The Gioventù Italiana del Littorio (GIL) was the most important youth organization of the Fascist regime between 1937 and 1943. Like other Fascist institutions, it devoted huge resources to sport, which represented one of the main activities practiced by its members.
Sport within the GIL, however, was not inclusive: several categories of people were excluded or forced to practice sports separately.
First of all, women were allowed to engage in sporting activities only to a limited extent and always separately from men. In line with the regime's policies, the GIL believed that women should be educated to become “spose e madri esemplari” (exemplary wives and mothers) and, despite the openings toward female mobilization that occurred in the second half of the 1930s, it continued to impose strict limits on the sporting activities of female members.

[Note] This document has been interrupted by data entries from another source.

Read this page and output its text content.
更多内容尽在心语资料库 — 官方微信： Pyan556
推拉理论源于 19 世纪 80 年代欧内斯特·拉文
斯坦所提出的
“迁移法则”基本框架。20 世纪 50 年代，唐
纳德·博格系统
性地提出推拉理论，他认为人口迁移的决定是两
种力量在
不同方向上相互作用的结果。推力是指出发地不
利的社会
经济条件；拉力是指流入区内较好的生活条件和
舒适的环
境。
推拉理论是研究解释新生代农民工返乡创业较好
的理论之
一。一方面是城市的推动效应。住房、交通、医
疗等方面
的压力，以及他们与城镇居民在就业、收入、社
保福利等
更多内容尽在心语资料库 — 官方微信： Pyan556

From 1938, moreover, the GIL excluded members of Jewish origin from sport, as from all other activities.
Finally, following the general Fascist policy toward people with disabilities, the organization did not allow members considered physically unfit to practice sports. Only during the Second World War, some limited forms of corrective gymnastics were introduced for them.
In essence, within the GIL – as in the broader Fascist policy – sport was not a tool for inclusion, but for exclusion.
My paper aims to analyze the politicies of the GIL toward these “discriminated” categories and the limits within which they managed to engage in sporting activities.
Main sources of the paper will be documents from the Archivio Centrale dello Stato, the Archivio Storico del CONI, and contemporary press. The paper is part of a broader research, currently in progress, on the history and activities of the Gioventù Italiana del Littorio.